Dynamic changes in male and female teenagers with schizophrenia. A consistent pattern of progressive gray matter loss, in parietal, frontal, and temporal cortices, is observed in independent groups of males and female patients. A single pattern is observable in both boys and girls, supporting the anatomical specificity of the findings.

Figure 4

Mapping nonlinear brain changes and age effects. Dependencies between the rate of gray matter loss and the patient's age are mapped locally and visualized. Parietal regions lose gray matter faster in younger patients (red; r > 0.8; P < 0.001), consistent with an earlier timing of deficits and a slowing of the rates of progression as adolescence continues.

Figure 5

Mapping early and late deficits in schizophrenia. Deficits occurring during the development of schizophrenia are detected by comparing average profiles of gray matter between patients and controls at their first scan (age 13; Upper) and their last scan 5 years later (age 18; Lower).
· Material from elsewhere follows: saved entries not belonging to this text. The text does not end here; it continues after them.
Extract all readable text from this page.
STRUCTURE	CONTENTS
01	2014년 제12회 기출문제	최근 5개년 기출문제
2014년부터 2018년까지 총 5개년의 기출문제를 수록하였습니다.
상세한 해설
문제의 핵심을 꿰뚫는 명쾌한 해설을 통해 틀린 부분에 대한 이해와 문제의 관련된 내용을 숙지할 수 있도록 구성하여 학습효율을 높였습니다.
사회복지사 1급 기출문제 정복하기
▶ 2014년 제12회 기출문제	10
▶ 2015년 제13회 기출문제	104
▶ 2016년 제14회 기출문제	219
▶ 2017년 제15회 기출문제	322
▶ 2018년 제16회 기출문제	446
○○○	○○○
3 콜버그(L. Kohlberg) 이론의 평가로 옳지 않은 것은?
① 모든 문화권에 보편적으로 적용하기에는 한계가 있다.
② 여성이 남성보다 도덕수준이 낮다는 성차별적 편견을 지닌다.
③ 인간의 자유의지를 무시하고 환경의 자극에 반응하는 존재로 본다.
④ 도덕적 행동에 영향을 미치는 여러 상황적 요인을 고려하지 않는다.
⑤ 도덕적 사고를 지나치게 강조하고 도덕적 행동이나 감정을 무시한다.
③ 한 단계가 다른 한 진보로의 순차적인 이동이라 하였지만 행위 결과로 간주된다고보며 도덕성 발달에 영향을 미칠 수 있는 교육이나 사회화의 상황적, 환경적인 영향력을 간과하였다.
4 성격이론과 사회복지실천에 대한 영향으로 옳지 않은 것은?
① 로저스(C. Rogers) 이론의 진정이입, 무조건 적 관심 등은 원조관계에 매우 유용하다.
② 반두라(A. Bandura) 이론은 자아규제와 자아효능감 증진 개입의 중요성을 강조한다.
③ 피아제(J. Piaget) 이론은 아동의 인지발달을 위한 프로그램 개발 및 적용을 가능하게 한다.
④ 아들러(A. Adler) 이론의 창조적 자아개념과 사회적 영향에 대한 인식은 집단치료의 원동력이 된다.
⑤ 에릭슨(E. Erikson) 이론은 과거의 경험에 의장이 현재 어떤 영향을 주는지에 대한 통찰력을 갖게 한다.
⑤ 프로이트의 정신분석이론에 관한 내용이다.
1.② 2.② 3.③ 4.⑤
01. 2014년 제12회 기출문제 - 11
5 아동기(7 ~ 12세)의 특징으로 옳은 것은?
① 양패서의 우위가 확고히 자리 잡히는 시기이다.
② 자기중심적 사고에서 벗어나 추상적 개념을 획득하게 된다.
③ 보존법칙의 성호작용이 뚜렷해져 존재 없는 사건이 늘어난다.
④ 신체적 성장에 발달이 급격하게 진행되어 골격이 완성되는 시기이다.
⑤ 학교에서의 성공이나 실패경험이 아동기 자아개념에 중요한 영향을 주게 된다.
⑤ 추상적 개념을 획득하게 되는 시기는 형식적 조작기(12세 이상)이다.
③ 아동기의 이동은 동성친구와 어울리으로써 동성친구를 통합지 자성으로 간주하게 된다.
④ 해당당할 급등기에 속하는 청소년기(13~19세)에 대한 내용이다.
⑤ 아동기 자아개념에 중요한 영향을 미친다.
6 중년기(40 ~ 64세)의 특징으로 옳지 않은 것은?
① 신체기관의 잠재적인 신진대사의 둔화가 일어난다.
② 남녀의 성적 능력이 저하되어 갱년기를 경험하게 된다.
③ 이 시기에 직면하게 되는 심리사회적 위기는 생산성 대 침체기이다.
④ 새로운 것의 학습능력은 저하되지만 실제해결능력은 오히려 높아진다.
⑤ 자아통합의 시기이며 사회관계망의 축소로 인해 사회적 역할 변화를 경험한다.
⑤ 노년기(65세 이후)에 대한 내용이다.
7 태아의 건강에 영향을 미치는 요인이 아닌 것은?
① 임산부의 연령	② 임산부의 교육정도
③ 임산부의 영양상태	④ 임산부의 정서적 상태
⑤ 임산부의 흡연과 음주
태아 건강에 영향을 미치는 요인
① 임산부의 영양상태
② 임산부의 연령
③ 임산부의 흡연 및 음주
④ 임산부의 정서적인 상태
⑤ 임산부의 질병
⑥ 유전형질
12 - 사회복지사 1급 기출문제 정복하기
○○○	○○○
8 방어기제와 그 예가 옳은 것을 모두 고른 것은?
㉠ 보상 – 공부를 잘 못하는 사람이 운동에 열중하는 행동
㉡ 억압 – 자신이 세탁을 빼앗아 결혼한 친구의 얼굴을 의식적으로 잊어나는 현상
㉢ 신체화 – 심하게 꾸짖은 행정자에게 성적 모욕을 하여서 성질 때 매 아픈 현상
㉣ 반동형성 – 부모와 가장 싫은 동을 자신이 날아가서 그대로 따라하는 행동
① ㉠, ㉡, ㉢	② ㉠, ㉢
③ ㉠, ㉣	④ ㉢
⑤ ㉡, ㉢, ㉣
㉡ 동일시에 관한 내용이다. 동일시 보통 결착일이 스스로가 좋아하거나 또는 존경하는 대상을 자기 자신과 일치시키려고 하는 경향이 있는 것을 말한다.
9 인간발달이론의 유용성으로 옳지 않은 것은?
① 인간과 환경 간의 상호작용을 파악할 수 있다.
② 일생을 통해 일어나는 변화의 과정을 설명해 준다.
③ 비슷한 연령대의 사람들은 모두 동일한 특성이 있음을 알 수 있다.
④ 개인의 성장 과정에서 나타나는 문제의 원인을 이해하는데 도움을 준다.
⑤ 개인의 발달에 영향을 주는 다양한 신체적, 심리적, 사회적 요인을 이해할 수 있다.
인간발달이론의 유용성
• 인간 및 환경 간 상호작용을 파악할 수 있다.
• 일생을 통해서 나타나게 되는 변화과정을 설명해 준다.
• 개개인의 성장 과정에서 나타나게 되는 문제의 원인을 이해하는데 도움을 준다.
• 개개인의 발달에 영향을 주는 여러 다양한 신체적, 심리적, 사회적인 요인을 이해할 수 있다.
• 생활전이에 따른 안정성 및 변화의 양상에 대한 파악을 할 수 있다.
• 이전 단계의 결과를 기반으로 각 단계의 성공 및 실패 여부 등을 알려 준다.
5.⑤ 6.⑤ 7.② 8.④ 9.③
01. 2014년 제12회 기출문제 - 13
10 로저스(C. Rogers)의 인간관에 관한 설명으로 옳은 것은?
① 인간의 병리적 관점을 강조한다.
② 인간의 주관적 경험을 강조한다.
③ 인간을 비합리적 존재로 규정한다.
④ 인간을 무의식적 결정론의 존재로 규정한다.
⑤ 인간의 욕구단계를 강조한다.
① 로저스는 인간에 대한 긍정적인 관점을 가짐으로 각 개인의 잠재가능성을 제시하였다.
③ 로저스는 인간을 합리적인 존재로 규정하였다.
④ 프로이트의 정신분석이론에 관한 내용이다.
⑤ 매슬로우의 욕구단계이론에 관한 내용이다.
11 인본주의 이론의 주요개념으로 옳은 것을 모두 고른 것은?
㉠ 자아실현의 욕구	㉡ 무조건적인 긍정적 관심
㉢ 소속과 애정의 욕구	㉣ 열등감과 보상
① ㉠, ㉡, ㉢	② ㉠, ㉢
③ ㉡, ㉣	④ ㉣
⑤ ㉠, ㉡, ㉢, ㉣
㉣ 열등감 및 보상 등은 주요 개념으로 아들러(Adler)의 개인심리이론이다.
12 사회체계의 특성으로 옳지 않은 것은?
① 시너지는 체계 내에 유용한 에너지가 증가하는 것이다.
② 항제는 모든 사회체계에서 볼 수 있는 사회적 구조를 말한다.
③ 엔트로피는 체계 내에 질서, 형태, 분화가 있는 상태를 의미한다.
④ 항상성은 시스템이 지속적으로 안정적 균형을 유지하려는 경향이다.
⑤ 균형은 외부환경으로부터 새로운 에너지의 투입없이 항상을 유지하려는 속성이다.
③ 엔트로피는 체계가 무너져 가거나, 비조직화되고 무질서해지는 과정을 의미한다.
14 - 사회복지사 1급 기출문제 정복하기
Although severe parietal, motor, and diffuse frontal loss has already occurred (Upper) and subsequently continues (Figs. 1 and 2), the temporal and dorsolateral prefrontal loss characteristic of adult schizophrenia is not found until later in adolescence (Lower), where a process of fast attrition occurs over the next 5 years. The color code shows the significance of these effects.

Figure 6

Mapping brain change in medication-matched subjects not satisfying criteria for schizophrenia. No temporal lobe deficits are found, suggesting that the progression of the deficits into the temporal lobe is specific to schizophrenia, regardless of medication (and regardless of gender; Fig. 3). Nonetheless, these patients share some symptoms with schizophrenics, exhibiting frontal deficits in a similar anatomical pattern. These frontal deficits (i.e., gray matter loss rates) are statistically significant relative to healthy controls but significantly smaller in magnitude than the greatly accelerated loss rates in schizophrenia.